Barm Brack, along with soda bread, is the bread or cake (it seems a hybrid) we most associate with Ireland. The recipe from All in the Cooking is authentic and appealing.

  • bread-cut-by-girl007.gif½ teaspoon salt
  • 2½ oz sugar
  • 3 Tablespoons hot water
  • ¾ oz fresh yeast or ½ dried
  • about 10 oz milk
  • 1 lb flour
  • ¼ teaspoon cinnamon
  • ¼ teaspoon powdered clove
  • ¼ teaspoon mace or nutmeg
  • 4 Tablespoons unsalted butter at room temperature
  • a beaten egg
  • ½ lb raisins (aka sultanas)
  • 2 oz chopped mixed candied peel
  • butter for greasing a cake pan
  • another teaspoon sugar dissolved in a Tablespoon of warm water

  1. Dissolve the salt and sugar in the hot water.
  2. Allow the solution to cool to lukewarm (about 90-105 degrees if you have a candy thermometer; anything cooler will deactivate the yeast; anything warmer may kill it).
  3. Meanwhile scald the milk and let it cool.

Preheat the oven to 450˚.

  1. Sift the flour into a big bowl, knead the butter into it, dig a well in the center of the mix, pour in the yeast solution, then the egg followed by just enough tepid water (again, take care not to kill the yeast) to form a stiff batter.
  2. Beat the batter with the hook of a countertop KitchenAid if you have one, or a wooden spoon (laborious) if you do not, until the batter forms a uniform, elastic dough.
  3. Mix the fruit into the dough into the greased pan, cover it with a cloth and leave it to rise in a warmish spot until it doubles in size, usually in about an hour.
  4. Bake the brack for 5 minutes, reduce the heat to 350 and bake it for about 45 more minutes.
  5. Brush the sugar solution over the brack and return it to the oven for a few seconds so the solution sets.

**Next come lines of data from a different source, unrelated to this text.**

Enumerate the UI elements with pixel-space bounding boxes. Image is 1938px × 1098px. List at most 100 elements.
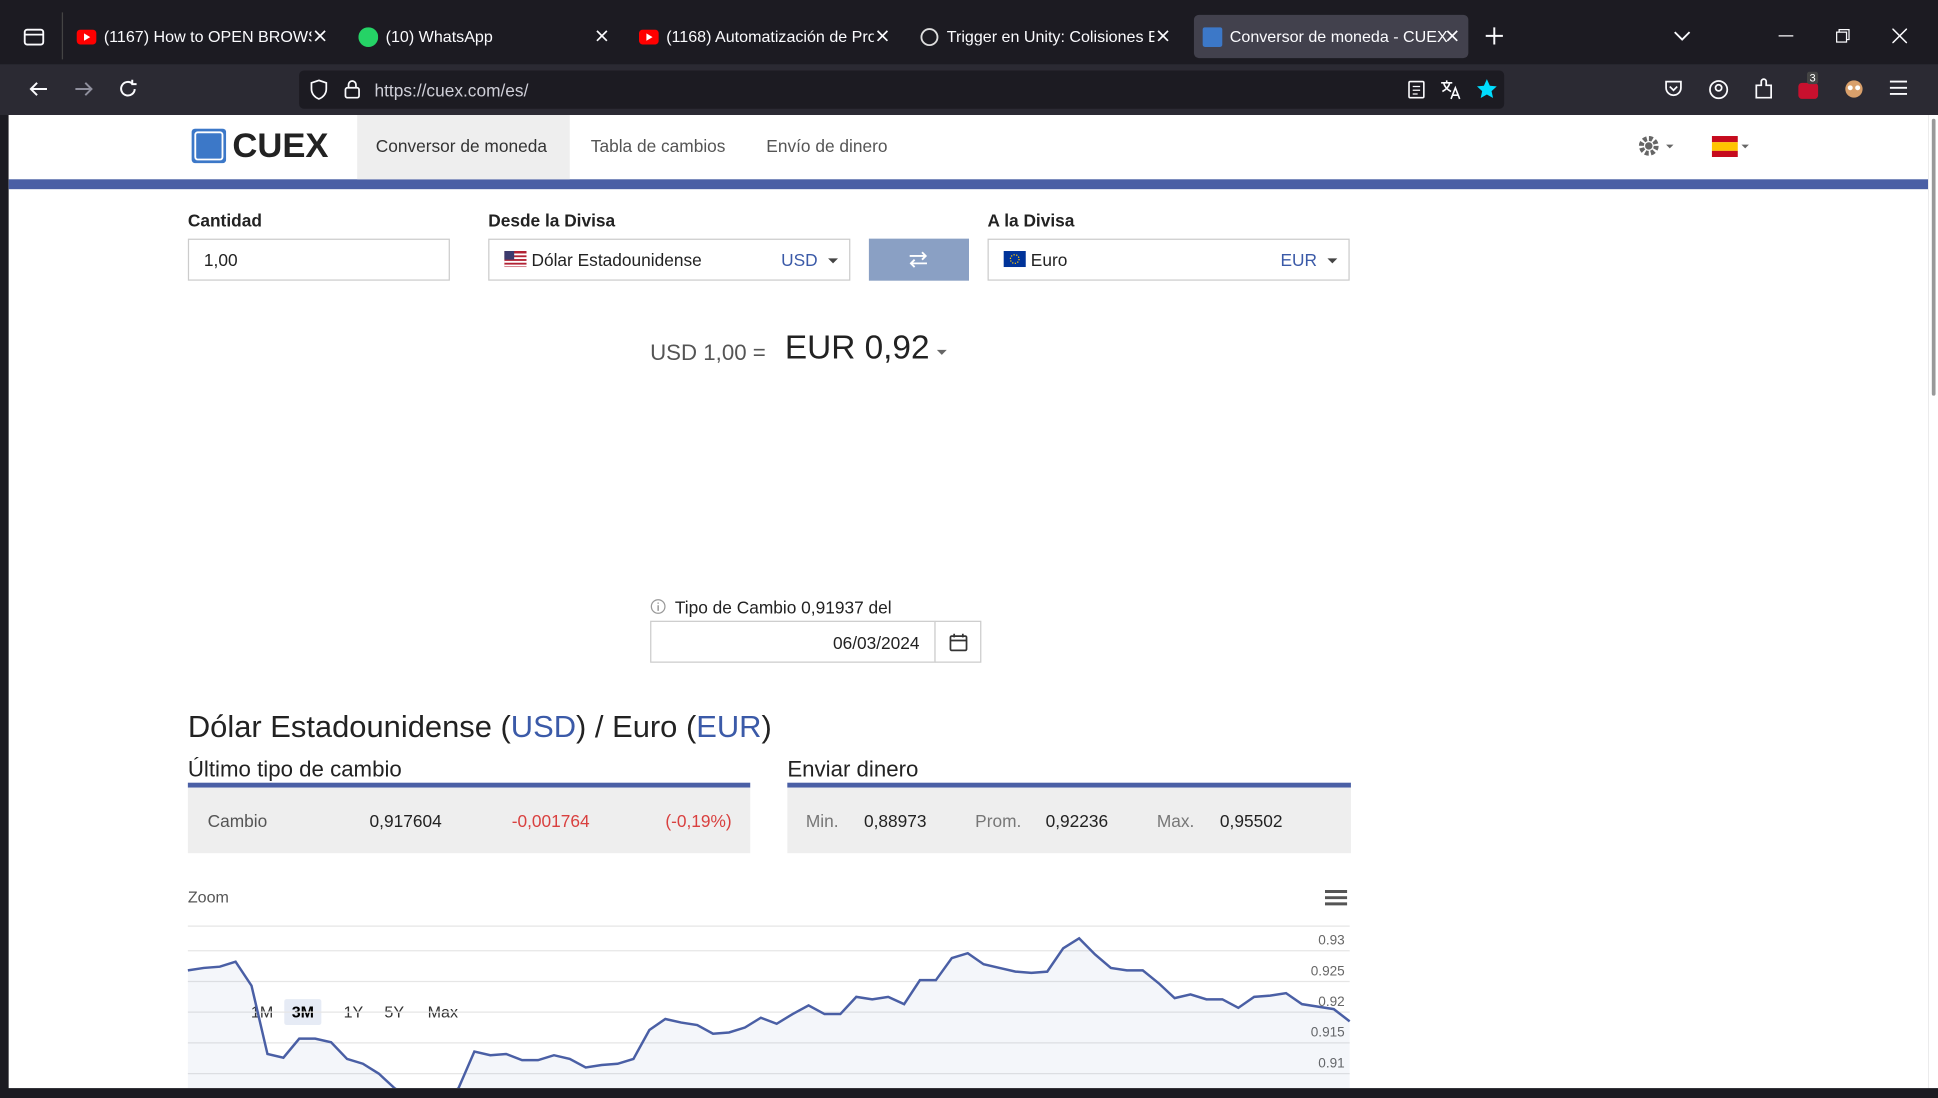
caret <box>1327 258 1338 264</box>
stat-percent: (-0,19%) <box>665 811 732 831</box>
logo-icon[interactable] <box>191 128 227 164</box>
stat-value: 0,88973 <box>863 811 927 831</box>
send-panel: Min. 0,88973 Prom. 0,92236 Max. 0,95502 <box>787 787 1351 854</box>
menu[interactable] <box>1889 80 1908 95</box>
list-all-tabs[interactable] <box>1674 30 1691 42</box>
close-window[interactable] <box>1892 28 1908 44</box>
account[interactable] <box>1708 79 1729 100</box>
tab-title: Conversor de moneda - CUEX <box>1229 27 1448 46</box>
info-icon[interactable] <box>650 598 666 614</box>
y-tick-label: 0.915 <box>1311 1025 1345 1040</box>
reader-view[interactable] <box>1408 80 1425 99</box>
y-tick-label: 0.925 <box>1311 963 1345 978</box>
from-select[interactable]: Dólar Estadounidense USD <box>488 238 851 281</box>
youtube-icon <box>638 29 659 44</box>
tracking-shield[interactable] <box>309 79 329 100</box>
amount-input[interactable]: 1,00 <box>187 238 450 281</box>
result-to: EUR 0,92 <box>784 328 930 367</box>
stat-label: Prom. <box>975 811 1022 831</box>
y-tick-label: 0.93 <box>1318 933 1344 948</box>
logo-text[interactable]: CUEX <box>232 126 329 165</box>
field-label: A la Divisa <box>987 210 1075 230</box>
tab[interactable]: Trigger en Unity: Colisiones Esp <box>912 15 1179 58</box>
settings[interactable] <box>1638 135 1678 157</box>
close-tab[interactable] <box>314 30 326 42</box>
title-part: Dólar Estadounidense ( <box>187 709 511 745</box>
calendar-icon <box>949 633 968 652</box>
nav-link[interactable]: Tabla de cambios <box>590 136 726 156</box>
adblock-icon[interactable] <box>1797 79 1819 100</box>
panel-rule <box>187 782 751 788</box>
nav-active-bg <box>357 114 570 180</box>
us-flag <box>504 251 527 268</box>
caret <box>828 258 838 264</box>
zoom-label: Zoom <box>187 887 229 907</box>
youtube-icon <box>76 29 97 44</box>
scrollbar-track <box>1928 114 1938 1089</box>
active-tab[interactable]: Conversor de moneda - CUEX <box>1193 14 1469 59</box>
y-tick-label: 0.92 <box>1318 994 1344 1009</box>
currency-link[interactable]: EUR <box>696 709 762 745</box>
date-value: 06/03/2024 <box>832 633 920 653</box>
extensions[interactable] <box>1754 78 1775 100</box>
extension-icon[interactable] <box>1843 79 1865 99</box>
reload[interactable] <box>119 79 139 99</box>
tab-title: (1167) How to OPEN BROWSER <box>103 27 312 46</box>
date-input[interactable]: 06/03/2024 <box>650 620 936 663</box>
eu-flag <box>1003 251 1026 268</box>
swap-icon <box>909 251 928 268</box>
to-select[interactable]: Euro EUR <box>987 238 1350 281</box>
addon-badge: 3 <box>1806 71 1819 85</box>
nav-link[interactable]: Envío de dinero <box>766 136 888 156</box>
scrollbar-thumb[interactable] <box>1931 118 1936 396</box>
restore[interactable] <box>1835 28 1850 43</box>
stat-value: 0,917604 <box>369 811 442 831</box>
tab[interactable]: (10) WhatsApp <box>351 15 618 58</box>
tab[interactable]: (1167) How to OPEN BROWSER <box>69 15 336 58</box>
tab[interactable]: (1168) Automatización de Proc <box>632 15 899 58</box>
panel-heading: Enviar dinero <box>787 756 919 782</box>
nav-link[interactable]: Conversor de moneda <box>375 136 547 156</box>
site-header <box>8 114 1929 180</box>
currency-name: Euro <box>1030 249 1068 270</box>
forward[interactable] <box>74 79 94 99</box>
field-label: Desde la Divisa <box>488 210 616 230</box>
result-from: USD 1,00 = <box>650 340 766 365</box>
y-tick-label: 0.91 <box>1318 1055 1344 1070</box>
chatgpt-icon <box>920 27 939 46</box>
stat-label: Cambio <box>207 811 268 831</box>
minimize[interactable] <box>1778 35 1794 37</box>
calendar-button[interactable] <box>934 620 982 663</box>
panel-rule <box>787 782 1351 788</box>
language-flag[interactable] <box>1711 135 1754 158</box>
stat-label: Min. <box>805 811 839 831</box>
field-label: Cantidad <box>187 210 262 230</box>
new-tab[interactable] <box>1485 27 1503 45</box>
close-tab[interactable] <box>876 30 889 42</box>
close-tab[interactable] <box>1157 30 1169 42</box>
whatsapp-icon <box>358 26 379 47</box>
tab-title: (1168) Automatización de Proc <box>666 27 874 46</box>
chart-menu[interactable] <box>1324 889 1348 906</box>
swap-button[interactable] <box>868 238 970 281</box>
rate-text: Tipo de Cambio 0,91937 del <box>674 597 892 618</box>
tab-title: (10) WhatsApp <box>385 27 493 46</box>
back[interactable] <box>28 79 48 99</box>
lock[interactable] <box>344 79 361 99</box>
close-tab[interactable] <box>596 30 608 42</box>
result-caret[interactable] <box>936 349 947 355</box>
bookmark-star[interactable] <box>1476 78 1498 100</box>
rate-line <box>187 936 1351 1089</box>
latest-panel: Cambio 0,917604 -0,001764 (-0,19%) <box>187 787 751 854</box>
close-tab[interactable] <box>1446 30 1458 42</box>
translate[interactable] <box>1440 79 1462 100</box>
panel-heading: Último tipo de cambio <box>187 756 402 782</box>
url-text: https://cuex.com/es/ <box>374 80 529 101</box>
tab-list-icon[interactable] <box>22 25 47 50</box>
currency-link[interactable]: USD <box>510 709 577 745</box>
pocket[interactable] <box>1664 79 1684 99</box>
stat-label: Max. <box>1156 811 1195 831</box>
currency-code: USD <box>781 249 818 270</box>
url-bar[interactable] <box>299 70 1505 109</box>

-All in the Cooking, forever frugal, omits the spice and calls for margarine instead of butter. It will make a good brack but it is not healthy.

-Nor did the readers of the book when it appeared in the Ireland of 1946 have access to countertop mixers, so the spoon was their only option. All in figures it would require seven minutes to beat the batter into dough, but that sounds like false precision to us.

-A number of modern recipes substitute marmalade or citrus zest for the candied peel but we like the Old School version.

-If you like, use a mix of currants, and black and golden raisins.

-The brack will be a little richer if you mix the yeast with milk; some recipes call for tea.

-Barm brack is derived from the Gaelic for ‘speckled cake.’ It is excellent hot or cold smeared with good butter, and accompanied by a pint of porter or ball of malt.